The overall negative predictive value for mpMRI was 79.5% and ranged from 74.4% to 84.6% for all active surveillance biopsies up to the fourth surveillance biopsy. In men with PSA density ≥0.15 ng/ml/cm3, the overall negative predictive value for mpMRI was 65.5% and ranged from 57.1% to 73.3% across serial mpMRI scans.
"These findings support the hypothesis that mpMRI is helpful but insufficient to rule out pathological reclassification, especially at confirmatory biopsy or in the presence of other risk factors," wrote Chu and her colleagues.
"We are very interested in tailoring the intensity of the surveillance protocol," Cooperberg emphasized. "Biopsies are uncomfortable, they have risks of infection, and there are costs associated with them. And patients certainly don't want to sign up for 20 biopsies over 20 years."
Cooperberg and colleagues recently identified several clinical parameters that can predict disease progression and can be used to identify patients on active surveillance who can be followed less intensively. These include maximum percent positive cores, history of any negative biopsy after diagnosis, time since diagnosis, body mass index, prostate size, prostate-specific antigen at diagnosis, and prostate-specific antigen kinetics.
The group determined that a prediction model based on these parameters, and tested on 850 men in the PASS cohort, could potentially be a less invasive way of assessing disease change, and thus avoid multiple biopsies.
As for the role biomarkers should play in active surveillance protocols, Cooperberg said tests such as Decipher, Prolaris, or Oncotype DX Prostate can provide important prognostic information.
Earlier this year the American Society of Clinical Oncology published in which an expert panel recommended that proprietary tests may be offered in situations in which the assay result, when considered as a whole with routine clinical factors, is likely to affect management. However, they did not recommend routine ordering of molecular biomarkers.
The panel reached a similar conclusion for use of MRI and genomics in men with newly diagnosed cancer eligible for active surveillance: "only in situations in which the result, when considered with routine clinical factors, is likely to affect management" are such assessments clearly worthwhile.
"If a biomarker test is high, that will usually drive us to do a more aggressive schedule of re-biopsy," said Cooperberg. "Can we say to a patient now, 'Your biomarker tests were low so you can now defer the interval to your next biopsy for a longer period of time'? That makes some clinical sense, but the data really do not exist to support that, yet."
As far as ultimately replacing the biopsy, Cooperberg suggested that with better studies and longer term follow-up, physicians can probably think about ways of using MRI and biomarkers to increase biopsy intervals.
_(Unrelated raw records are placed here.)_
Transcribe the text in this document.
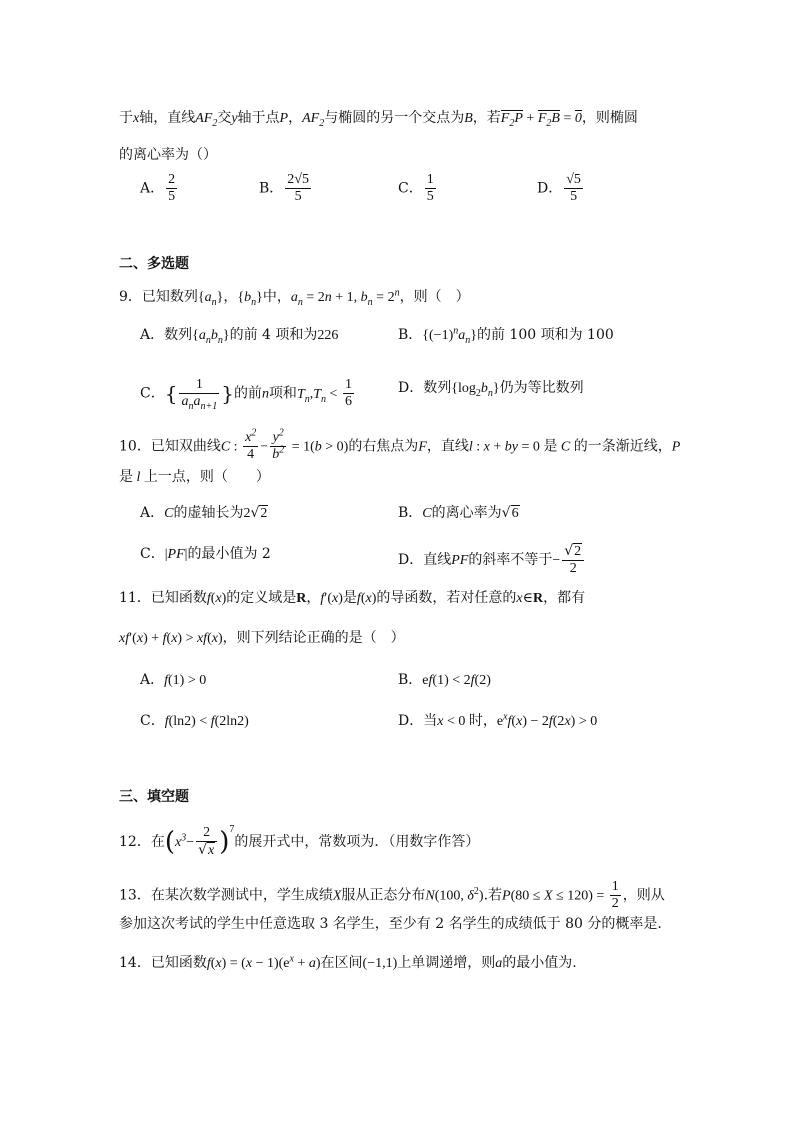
于x轴，直线$AF_2$交y轴于点P，$AF_2$与椭圆的另一个交点为B，若$F_2P + F_2B = 0$，则椭圆
的离心率为（）
A． $\frac{2}{5}$	B． $\frac{2√5}{5}$	C． $\frac{1}{5}$	D． $\frac{√5}{5}$
二、多选题
9．已知数列$\{a_n\}$，$\{b_n\}$中，$a_n = 2n + 1$, $b_n = 2^n$，则（　）
A．数列$\{a_nb_n\}$的前 4 项和为226	B．$\{(-1)^na_n\}$的前 100 项和为 100
C．{ $\frac{1}{a_na_{n+1}}$ }的前n项和$T_n,T_n < \frac{1}{6}$	D．数列$\{\log_2b_n\}$仍为等比数列
10．已知双曲线C : $\frac{x^2}{4} - \frac{y^2}{b^2} = 1(b > 0)$的右焦点为F，直线l : x + by = 0 是 C 的一条渐近线，P
是 l 上一点，则（　　）
A．C的虚轴长为2√2	B．C的离心率为√6
C．|PF|的最小值为 2	D．直线PF的斜率不等于− $\frac{√2}{2}$
11．已知函数f(x)的定义域是R，f′(x)是f(x)的导函数，若对任意的x∈R，都有
xf′(x) + f(x) > xf(x)，则下列结论正确的是（　）
A．f(1) > 0	B．ef(1) < 2f(2)
C．f(ln2) < f(2ln2)	D．当x < 0 时，$e^xf(x) - 2f(2x) > 0$
三、填空题
12．在$(x^3- \frac{2}{√x} )^7$的展开式中，常数项为．（用数字作答）
13．在某次数学测试中，学生成绩X服从正态分布N(100, $\delta^2$).若$P(80 \le X \le 120) = \frac{1}{2}$ ，则从
参加这次考试的学生中任意选取 3 名学生，至少有 2 名学生的成绩低于 80 分的概率是.
14．已知函数$f(x) = (x - 1)(e^x + a)$在区间(−1,1)上单调递增，则a的最小值为.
"But, we're not quite there yet as far as replacing biopsy all together," said Cooperberg. "We need next generation imaging, or we need better studies about the existing biomarkers to get around concerns about tumor heterogeneity, and other factors that just decrease confidence in the current generation of markers. Eventually, the holy grail is to have a liquid test that will be less expensive, and avoid the heterogeneity concerns. But, we are still years away from that degree of evidence."
Disclosures
Cooperberg disclosed relationships with AbbVie, Astellas, Bayer, Dendreon, Janssen, and Merck. Co-authors disclosed various patents and grant support from the NIH, the Canary Foundation, Myriad Genetics, and Decipher Biosciences.